Mis à jour le mardi 8 juin 1999
A MOITIÉ dissimulé derrière une touffe verdoyante de feuilles de cannabis, son visage hilare apparaît depuis quelques semaines sur les murs de la capitale et d'une cinquantaine d'autres villes, en dessous d'une invitation à « sortir de la prohibition » des drogues. « Quand les inspecteurs des renseignements généraux ont découvert mon nom sur les affiches électorales des Verts, ils ont cru que c'était un gag », rapporte Jean-Pierre Galland, le président du Collectif d'information et de recherche cannabiques (CIRC), en vingt-cinquième position sur la liste menée par Daniel Cohn-Bendit. « Ils ont dû appeler la direction du parti pour être sûrs que ce n'était pas un canular », ricane-t-il.
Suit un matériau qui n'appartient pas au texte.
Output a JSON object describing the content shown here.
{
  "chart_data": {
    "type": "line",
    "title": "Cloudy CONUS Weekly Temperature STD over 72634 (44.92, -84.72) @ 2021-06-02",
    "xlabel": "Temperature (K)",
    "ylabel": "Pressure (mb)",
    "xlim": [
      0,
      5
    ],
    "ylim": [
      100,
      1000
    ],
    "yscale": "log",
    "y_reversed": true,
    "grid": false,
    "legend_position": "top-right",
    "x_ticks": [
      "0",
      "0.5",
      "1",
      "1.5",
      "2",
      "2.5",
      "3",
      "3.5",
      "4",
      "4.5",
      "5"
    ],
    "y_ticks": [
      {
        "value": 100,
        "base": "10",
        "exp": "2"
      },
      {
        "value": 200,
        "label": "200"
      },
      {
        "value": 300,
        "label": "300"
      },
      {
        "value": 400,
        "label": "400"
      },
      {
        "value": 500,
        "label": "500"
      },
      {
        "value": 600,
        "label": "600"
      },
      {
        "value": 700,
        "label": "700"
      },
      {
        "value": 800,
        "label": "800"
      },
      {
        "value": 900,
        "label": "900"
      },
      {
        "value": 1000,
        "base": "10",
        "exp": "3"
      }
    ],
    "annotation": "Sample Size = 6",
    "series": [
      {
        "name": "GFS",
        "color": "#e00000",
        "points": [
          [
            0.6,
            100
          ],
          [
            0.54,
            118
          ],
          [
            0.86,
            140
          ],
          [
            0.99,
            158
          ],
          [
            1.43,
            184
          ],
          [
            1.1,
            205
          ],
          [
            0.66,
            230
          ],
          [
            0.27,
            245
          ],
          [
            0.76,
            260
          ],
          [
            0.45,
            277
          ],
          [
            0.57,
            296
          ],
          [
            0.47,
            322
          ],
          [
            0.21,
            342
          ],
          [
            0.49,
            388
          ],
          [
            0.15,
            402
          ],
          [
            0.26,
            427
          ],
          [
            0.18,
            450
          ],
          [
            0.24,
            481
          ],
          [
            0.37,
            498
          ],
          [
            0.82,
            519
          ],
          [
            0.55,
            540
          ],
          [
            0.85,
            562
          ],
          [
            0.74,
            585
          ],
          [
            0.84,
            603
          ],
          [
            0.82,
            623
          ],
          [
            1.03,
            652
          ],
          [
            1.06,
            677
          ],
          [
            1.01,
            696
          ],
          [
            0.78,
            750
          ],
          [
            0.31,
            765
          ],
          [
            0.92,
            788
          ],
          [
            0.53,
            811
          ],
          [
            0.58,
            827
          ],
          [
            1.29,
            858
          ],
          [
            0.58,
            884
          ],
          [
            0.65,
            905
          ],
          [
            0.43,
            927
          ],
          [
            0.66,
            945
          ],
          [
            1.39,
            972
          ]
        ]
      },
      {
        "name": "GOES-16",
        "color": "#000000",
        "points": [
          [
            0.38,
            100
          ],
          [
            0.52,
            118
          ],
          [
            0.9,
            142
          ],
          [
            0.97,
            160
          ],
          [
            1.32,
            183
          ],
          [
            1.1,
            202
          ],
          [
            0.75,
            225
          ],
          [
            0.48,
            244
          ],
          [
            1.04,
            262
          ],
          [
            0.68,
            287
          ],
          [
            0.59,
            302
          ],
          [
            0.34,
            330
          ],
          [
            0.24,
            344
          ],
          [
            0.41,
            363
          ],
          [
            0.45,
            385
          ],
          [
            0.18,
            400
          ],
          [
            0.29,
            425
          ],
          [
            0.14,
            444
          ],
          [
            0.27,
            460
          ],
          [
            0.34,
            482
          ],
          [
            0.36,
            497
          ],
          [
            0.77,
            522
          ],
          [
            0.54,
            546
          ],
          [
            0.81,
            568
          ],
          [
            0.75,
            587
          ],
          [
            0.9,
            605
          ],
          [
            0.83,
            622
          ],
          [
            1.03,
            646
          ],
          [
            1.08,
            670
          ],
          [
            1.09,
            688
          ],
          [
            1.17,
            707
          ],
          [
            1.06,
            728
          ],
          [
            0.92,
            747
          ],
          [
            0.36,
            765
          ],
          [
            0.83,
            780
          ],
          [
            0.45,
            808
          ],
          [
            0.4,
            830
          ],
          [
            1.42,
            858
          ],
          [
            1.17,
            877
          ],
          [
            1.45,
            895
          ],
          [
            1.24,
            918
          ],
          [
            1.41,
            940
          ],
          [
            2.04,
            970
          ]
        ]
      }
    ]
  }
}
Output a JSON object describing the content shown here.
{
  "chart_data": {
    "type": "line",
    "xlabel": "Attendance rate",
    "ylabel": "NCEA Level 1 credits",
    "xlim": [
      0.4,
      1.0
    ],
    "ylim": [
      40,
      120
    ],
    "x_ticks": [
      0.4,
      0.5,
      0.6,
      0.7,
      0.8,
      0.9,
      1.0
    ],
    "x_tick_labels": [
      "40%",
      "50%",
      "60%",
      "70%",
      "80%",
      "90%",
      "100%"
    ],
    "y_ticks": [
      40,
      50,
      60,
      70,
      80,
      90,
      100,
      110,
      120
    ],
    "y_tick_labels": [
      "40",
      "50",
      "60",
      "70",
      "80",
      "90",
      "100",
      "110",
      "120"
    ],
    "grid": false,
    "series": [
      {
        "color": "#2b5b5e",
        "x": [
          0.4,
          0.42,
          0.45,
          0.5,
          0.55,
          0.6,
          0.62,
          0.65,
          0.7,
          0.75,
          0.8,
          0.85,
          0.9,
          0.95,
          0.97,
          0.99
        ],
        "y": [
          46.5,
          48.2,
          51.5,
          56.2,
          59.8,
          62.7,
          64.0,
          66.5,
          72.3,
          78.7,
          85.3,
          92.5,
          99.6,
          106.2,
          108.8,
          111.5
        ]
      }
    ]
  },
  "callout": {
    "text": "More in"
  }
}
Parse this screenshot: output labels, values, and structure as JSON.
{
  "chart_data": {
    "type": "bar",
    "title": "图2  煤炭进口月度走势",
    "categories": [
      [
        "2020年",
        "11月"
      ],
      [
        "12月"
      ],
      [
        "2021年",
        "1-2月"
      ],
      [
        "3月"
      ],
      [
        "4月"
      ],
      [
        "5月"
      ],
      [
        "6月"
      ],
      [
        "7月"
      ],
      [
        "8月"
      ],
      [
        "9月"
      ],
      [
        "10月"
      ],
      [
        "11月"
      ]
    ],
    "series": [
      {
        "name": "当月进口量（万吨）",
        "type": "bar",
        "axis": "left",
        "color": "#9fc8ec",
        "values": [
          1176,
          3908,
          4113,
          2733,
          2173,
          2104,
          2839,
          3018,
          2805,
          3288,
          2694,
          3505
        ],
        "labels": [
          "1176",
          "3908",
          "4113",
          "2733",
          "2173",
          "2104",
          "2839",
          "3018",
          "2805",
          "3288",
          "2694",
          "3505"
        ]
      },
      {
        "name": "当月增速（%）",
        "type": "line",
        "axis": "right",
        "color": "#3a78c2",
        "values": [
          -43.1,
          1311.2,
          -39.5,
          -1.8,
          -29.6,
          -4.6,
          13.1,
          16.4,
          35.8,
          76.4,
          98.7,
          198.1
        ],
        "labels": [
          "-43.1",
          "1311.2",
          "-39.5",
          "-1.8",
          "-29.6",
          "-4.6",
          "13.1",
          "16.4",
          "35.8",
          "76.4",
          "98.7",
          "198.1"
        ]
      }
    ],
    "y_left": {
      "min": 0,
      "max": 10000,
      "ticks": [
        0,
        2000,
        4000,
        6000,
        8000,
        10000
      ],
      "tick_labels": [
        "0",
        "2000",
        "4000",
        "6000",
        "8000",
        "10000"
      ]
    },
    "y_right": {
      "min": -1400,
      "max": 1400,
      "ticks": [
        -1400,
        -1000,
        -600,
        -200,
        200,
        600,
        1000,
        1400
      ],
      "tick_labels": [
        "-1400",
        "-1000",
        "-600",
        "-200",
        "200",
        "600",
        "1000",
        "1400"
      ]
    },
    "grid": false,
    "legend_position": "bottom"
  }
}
A défaut d'être connu du grand public, celui que les affiches du parti écologiste présentent comme leur « candidat en herbe » jouit en effet d'une certaine notoriété dans les services de police chargés de la répression des stupéfiants. Ceux-ci n'avaient guère apprécié, en décembre 1997, que les membres de son association envoient des « joints de cannabis français » à tous les députés, avec un petit livre pour inciter le législateur à « ouvrir le débat » sur le bien-fondé de la prohibition des drogues.
Condamné à verser 50 000 francs au Trésor public à la suite de l'opération, l'auteur de Fumée clandestine, qui collectionne depuis dix ans les gardes à vue et les condamnations pénales pour ses multiples « actions pétaradantes », n'aurait jamais pu échapper à la banqueroute et à l'emprisonnement sans le soutien efficace du parti de Dominique Voynet. « Le fait que nous couvrions le CIRC et Jean-Pierre Galland de manière volontariste irrite beaucoup la police nationale, observe Jean-Luc Bennahmias, secrétaire national des Verts. Nous n'acceptons plus la persécution furieuse dont il fait l'objet, ni l'envie de certains juges de le mettre en prison. »
Avec les Verts, « seul parti engagé dans une voie antiprohibitionniste », l'agitateur poursuit son inlassable combat contre la « funeste » loi du 31 décembre 1970, qui condamne lourdement la consommation, la détention, la production, l'incitation à l'usage comme la présentation sous un jour favorable de toutes les drogues prohibées. « Cette loi permet de réduire au silence ceux qui dénoncent le caractère hautement idéologique de la prohibition ou qui ne tiennent pas un discours politiquement correct », martèle-t-il dans les meetings, où il intervient régulièrement à côté de M. Cohn-Bendit. « La prohibition du cannabis est absurde, celle de l'héroïne est criminelle », ajoute-t-il, avant de dénoncer la répression des usagers de stupéfiants, qui « transforme des millions de citoyens en délinquants ou, plutôt, en condamnés potentiels ».
POUR LA VENTE RÉGLEMENTÉE
Rappelant que les interpellations pour infraction à la législation sur les stupéfiants sont passées de 800 en 1969 à 89 285 en 199 7 et que , chaque année, « un millier d'usagers meurent à cause de produits frelatés, du sida ou des hépatites », M. Galland plaide , au nom des Verts , pour la vente réglementée du cannabis dans tous les Etats de l'Union européenne et pour l'application d'une politique « réaliste » de réduction des risques, « qui ne se résume pas à la chasse aux usagers ».
Au palais de justice de Paris, le procureur Bernard Pagès, qui a requis dix-huit mois de prison, dont six ferme, contre l 'écrivain libertaire pour l'opération « chanvre des députés », n'a rien à redire à sa nouvelle carrière politique. « Galland, on ne l'arrêtera qu'en changeant la loi », soupire-t-il simplement.